Algebraic methods for parameterized codes and invariants of vanishing ideals over finite fields (Q620935)

Let \(\mathbb{K}\) be a field and let \(\mathbb{K}^*\) denote its multiplicative group. Let \(\scriptstyle D=\left(d_{ij}\right)_{0\leq i\leq m-1}^{0\leq j\leq n-1}\in\mathbb{Z}^{m\times n}\) be an \(m\times n\) matrix with integer entries. For a collection of \(n\) variables \(\scriptstyle{\mathbf X}=\{X_0,\ldots,X_{n-1}\}\), let \(M_D = \left\{{\mathbf X}^{{\mathbf d}_i} = \prod_{j=0}^{n-1}X^{d_{ij}}\right\}_{i=0}^{m-1}\) be the collection of Laurent monomials determined by \(D\).
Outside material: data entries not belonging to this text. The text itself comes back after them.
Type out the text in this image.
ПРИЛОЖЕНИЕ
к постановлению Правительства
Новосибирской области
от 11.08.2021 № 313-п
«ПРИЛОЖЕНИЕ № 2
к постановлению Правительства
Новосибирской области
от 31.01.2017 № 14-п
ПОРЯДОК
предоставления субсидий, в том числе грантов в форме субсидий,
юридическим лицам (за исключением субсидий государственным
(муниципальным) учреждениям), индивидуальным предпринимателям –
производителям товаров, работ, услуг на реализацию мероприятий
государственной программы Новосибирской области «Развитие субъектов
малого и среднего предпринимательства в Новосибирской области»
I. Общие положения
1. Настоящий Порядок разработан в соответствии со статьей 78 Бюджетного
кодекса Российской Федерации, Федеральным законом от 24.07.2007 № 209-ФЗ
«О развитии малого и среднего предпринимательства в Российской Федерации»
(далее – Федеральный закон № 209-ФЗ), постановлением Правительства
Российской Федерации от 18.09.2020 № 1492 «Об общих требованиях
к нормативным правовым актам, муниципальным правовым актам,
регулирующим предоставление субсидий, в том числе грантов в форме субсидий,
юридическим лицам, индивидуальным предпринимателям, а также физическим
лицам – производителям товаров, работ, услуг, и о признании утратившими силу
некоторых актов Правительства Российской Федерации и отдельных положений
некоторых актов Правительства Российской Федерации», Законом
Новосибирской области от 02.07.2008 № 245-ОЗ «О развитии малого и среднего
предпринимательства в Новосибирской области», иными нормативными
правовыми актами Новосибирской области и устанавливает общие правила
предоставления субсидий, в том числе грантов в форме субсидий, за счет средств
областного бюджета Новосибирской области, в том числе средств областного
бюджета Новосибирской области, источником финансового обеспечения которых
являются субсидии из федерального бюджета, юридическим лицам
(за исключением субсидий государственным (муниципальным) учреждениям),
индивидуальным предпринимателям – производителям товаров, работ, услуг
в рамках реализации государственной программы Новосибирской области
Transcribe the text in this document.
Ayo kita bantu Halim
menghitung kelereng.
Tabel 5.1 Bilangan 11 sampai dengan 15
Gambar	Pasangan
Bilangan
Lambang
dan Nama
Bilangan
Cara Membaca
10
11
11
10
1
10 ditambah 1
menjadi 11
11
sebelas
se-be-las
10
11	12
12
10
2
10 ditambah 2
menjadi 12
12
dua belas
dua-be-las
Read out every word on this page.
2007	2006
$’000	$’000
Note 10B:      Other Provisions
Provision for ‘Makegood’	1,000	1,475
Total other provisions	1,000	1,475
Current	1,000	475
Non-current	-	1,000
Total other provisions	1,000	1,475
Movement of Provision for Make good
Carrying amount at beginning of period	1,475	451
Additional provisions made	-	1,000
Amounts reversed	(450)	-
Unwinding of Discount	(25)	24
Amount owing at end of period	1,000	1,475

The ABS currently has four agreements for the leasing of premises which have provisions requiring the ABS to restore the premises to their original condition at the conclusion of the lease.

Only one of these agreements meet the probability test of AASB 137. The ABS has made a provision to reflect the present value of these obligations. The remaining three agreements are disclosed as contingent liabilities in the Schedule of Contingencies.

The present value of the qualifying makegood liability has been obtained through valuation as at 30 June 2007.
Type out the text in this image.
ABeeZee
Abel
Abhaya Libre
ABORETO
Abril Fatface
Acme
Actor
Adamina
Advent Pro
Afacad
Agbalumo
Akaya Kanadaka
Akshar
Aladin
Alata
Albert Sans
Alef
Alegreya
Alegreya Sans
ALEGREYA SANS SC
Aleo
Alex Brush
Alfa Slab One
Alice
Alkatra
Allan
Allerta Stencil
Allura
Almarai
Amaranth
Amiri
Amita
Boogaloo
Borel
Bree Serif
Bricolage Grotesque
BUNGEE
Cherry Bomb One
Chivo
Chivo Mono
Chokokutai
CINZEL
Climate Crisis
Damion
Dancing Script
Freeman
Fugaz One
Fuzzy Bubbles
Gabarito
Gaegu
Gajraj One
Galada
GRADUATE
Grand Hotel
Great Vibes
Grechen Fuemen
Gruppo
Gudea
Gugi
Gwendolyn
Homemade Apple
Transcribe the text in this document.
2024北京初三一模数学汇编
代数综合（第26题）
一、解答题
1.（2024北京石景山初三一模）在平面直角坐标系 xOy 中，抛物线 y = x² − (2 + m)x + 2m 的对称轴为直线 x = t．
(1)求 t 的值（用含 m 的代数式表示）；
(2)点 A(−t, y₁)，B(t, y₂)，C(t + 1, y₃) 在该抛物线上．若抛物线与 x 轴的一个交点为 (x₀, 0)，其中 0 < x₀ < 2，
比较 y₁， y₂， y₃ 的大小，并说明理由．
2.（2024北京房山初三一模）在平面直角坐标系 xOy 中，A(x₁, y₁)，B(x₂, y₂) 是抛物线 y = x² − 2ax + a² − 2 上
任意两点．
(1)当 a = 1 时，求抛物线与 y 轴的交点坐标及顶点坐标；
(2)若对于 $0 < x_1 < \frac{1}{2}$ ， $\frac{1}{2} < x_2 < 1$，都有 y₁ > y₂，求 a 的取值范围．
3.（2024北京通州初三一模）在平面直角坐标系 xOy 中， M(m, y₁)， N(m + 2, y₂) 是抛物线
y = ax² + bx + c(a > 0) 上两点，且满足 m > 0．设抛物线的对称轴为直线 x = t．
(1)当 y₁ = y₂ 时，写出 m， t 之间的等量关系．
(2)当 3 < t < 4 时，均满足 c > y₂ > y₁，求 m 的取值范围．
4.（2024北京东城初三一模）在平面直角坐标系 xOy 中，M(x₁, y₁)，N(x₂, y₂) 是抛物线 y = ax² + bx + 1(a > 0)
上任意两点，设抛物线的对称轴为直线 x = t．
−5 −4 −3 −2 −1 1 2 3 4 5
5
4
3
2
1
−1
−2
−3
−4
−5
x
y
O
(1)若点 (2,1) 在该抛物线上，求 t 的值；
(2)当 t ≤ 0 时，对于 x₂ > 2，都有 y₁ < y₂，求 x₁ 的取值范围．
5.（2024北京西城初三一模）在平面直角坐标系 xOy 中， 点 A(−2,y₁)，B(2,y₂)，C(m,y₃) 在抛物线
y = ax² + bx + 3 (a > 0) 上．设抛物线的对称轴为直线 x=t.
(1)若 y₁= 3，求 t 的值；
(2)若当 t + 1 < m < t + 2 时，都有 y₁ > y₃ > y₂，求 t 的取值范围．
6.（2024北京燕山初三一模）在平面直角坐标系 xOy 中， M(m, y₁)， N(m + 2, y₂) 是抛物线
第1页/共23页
The corresponding algebraic toric set is \(P_D = \left\{ \left({\mathbf x}^{{\mathbf d}_0},\ldots,{\mathbf x}^{{\mathbf d}_{m-1}}\right)\in\mathbb{K}^m|\;{\mathbf x}\in(\mathbb{K}^*)^n\right\}\) which is indeed a subset of the projective space \(\mathbb{P}^{m-1}\). The vanishing ideal \(I(P_D)\) is the ideal generated by the homogeneous polynomials in \(\mathbb{K}[{\mathbf X}]\) that vanish on \(P_D\). The authors analyze the ideal \(I(P_D)\) and they show that it is a radical Cohen-Macaulay lattice ideal of dimension 1, they provide a list of generators in a ring extension and they develop some methods to compute the Hilbert function of the quotient \(\mathbb{K}[{\mathbf X}]/I(P_D)\) with respect to the ring gradation given by the polynomial total degree. For a fixed degree \(d\in\mathbb{Z}^+\), let \(\mathbb{K}[{\mathbf X}]_d\) denote the subset consisting of degree \(d\) polynomials. In the Reed-Muller style, let \(\scriptstyle\text{ev}_d:\mathbb{K}[{\mathbf X}]_d\to\mathbb{K}^{n_D}\), \(P({\mathbf X})\mapsto\text{ev}_d(P({\mathbf X})) = \left(\frac{1}{x_{0\nu}^d}P({\mathbf x}_{\nu})\right)_{\nu=0}^{n_D-1}\) be an evaluation map, where \(n_D=\text{card}(P_D)\). The image of this map is a linear code \(C_D(d)\), of length \(n_D\), dimension \(k_D(d)\) and minimum distance \(\delta_D(d)\). The authors present several methods, using the Hilbert function, to estimate the code parameters \(n_D\), \(k_D(d)\) and \(\delta_D(d)\), including the cases in which the built code \(C_D(d)\) arises from connected non-bipartite graphs and the cases in which the Singleton upper bound for the minimum distance is attained. The paper is a rather complete and detailed exposition of the methods and it points out several partial results at which the use of tools for symbolic computation were fruitfully exploited.